On the Wednesday, Ian offered to take Paul, Aaron, Jojo, George and Anna for a day out on Linea. 

They were then going to anchor in a bay called Smrka, a little further down the coast. 

Uala Smrka, O Brac, where we enjoyed the traditional and freshly prepared food from

There, Ali had organised a traditional Croatian dining experience for us all in a magical setting.  We ate an amazing meal cooked by Andrea and her husband.  All the food was cooked over open coals or under a peka (a metal dome that sits over a dish of meat and potatoes, cooking for hours)

The produce used in cooking, the wine and the olive oil had all been grown on Andrea’s family farm near Milna, Brac.  It was a lovely evening. (You must book in advance on

We stayed on board Linea that night and Andrea gave everyone else a lift home. 

Next day, we motored back to Osibova bay and took up our mooring buoy.  Still no one had come to charge us. (Yeah!)

Next day, we were just sitting around enjoying a pre-prandial drink when a guy came up the steps of the villa.  The mooring buoy fee collector from Lucice Bay restaurant had tracked us down.  Hey ho!  We coughed up the 140Euros we owed him for three nights on a block of concrete with no other services or facilities. The final night we got for free as we had left before he came to collect!
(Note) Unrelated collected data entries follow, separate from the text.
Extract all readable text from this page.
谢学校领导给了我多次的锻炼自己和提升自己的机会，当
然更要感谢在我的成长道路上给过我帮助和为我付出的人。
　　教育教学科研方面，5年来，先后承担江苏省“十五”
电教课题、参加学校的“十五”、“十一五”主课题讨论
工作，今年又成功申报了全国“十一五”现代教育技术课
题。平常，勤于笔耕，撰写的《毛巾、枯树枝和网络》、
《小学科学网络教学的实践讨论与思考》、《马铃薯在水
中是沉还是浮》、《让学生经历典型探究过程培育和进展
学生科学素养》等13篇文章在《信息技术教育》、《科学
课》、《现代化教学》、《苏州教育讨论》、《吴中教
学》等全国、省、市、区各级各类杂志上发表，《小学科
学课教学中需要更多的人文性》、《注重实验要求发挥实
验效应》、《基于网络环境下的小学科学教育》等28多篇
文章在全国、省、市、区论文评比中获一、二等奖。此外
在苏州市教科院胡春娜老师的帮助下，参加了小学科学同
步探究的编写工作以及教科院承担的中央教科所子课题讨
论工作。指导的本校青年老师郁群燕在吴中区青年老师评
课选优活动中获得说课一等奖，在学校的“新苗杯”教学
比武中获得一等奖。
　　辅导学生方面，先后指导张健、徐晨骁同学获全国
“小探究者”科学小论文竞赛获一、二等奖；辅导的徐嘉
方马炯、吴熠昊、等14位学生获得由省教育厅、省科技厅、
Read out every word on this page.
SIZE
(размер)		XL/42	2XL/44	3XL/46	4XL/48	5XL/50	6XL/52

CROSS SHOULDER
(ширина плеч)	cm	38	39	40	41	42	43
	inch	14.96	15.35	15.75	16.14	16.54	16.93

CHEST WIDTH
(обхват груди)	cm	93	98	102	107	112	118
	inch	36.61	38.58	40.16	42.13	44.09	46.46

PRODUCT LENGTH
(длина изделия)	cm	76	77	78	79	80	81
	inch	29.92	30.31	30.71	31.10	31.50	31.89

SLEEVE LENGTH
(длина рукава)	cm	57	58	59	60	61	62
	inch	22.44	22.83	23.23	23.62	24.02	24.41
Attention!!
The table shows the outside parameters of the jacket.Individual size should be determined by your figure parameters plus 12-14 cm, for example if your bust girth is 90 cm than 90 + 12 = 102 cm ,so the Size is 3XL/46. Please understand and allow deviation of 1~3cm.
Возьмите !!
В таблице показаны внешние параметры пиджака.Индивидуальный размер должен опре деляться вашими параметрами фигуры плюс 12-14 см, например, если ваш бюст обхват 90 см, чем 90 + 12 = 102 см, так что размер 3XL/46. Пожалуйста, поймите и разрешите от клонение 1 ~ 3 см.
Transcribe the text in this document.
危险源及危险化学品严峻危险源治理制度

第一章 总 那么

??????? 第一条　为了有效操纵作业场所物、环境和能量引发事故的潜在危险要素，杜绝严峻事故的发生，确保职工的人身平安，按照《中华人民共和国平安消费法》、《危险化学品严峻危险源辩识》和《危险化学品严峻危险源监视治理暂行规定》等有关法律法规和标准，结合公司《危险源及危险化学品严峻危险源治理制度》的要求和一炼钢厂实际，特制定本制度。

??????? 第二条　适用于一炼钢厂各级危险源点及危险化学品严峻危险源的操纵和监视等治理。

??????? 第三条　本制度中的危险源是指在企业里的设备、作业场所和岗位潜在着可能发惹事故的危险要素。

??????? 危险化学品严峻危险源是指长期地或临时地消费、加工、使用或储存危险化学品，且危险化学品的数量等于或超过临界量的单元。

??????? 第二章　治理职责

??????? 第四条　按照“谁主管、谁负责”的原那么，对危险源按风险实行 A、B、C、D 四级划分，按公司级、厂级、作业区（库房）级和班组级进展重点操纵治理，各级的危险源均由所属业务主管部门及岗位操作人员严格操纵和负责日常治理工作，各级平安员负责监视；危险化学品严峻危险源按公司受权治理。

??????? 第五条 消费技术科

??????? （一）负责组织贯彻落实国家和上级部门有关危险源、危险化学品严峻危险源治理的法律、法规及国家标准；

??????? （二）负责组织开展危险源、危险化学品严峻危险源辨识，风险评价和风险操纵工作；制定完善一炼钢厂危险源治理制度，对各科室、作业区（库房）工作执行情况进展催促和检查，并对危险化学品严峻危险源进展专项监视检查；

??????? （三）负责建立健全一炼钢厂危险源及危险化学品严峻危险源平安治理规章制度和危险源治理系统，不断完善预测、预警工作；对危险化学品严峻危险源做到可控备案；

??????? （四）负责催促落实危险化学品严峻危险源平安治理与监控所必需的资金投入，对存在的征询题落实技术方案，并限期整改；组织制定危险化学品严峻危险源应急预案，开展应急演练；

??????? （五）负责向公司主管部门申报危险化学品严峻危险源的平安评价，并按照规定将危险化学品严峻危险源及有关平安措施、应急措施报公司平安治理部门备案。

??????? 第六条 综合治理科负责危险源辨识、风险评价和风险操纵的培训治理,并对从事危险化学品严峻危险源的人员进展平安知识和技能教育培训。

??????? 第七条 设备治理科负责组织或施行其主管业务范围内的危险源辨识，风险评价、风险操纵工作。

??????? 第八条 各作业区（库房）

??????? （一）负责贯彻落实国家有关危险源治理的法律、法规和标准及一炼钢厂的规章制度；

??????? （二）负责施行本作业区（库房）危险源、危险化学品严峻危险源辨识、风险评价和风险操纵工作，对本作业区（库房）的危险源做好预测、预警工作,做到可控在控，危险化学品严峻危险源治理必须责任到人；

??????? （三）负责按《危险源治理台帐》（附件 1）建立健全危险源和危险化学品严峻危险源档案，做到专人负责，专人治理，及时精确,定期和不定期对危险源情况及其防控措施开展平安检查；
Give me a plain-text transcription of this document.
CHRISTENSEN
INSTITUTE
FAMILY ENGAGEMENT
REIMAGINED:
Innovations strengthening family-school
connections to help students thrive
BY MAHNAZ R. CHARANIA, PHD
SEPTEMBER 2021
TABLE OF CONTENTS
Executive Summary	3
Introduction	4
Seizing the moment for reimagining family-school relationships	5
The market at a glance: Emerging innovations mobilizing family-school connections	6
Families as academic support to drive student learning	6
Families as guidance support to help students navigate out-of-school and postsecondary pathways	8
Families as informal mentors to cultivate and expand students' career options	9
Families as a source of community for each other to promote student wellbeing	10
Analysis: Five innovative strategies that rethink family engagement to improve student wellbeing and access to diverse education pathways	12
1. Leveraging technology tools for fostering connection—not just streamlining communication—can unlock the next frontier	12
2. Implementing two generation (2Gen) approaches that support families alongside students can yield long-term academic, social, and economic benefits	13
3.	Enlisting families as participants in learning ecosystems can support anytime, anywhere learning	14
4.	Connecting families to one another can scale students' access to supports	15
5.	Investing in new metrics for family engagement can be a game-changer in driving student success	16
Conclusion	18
After yet another fantastic group effort on the meal production front, we bid farewell to everyone and went home to Linea.  It had been a wonderful week catching up with great friends from Bangkok days, gosh….26 and a bit years since we first met!

We set off up the coast to the north – aiming for our hurricane hole of Rogoznica.  Whilst en route, my brother Paddy phoned to say he’d like to come and visit and bring my rather large and bulky birthday pressie with him, if that would be ok. 

Absolutely!  And, I was even more delighted, when I guessed that the pressie was to be the size and shape of my nephew Louis!

So, we now have a new set of visitors to look forward to which helps me feel less bereft about having to say goodbye to the last ones.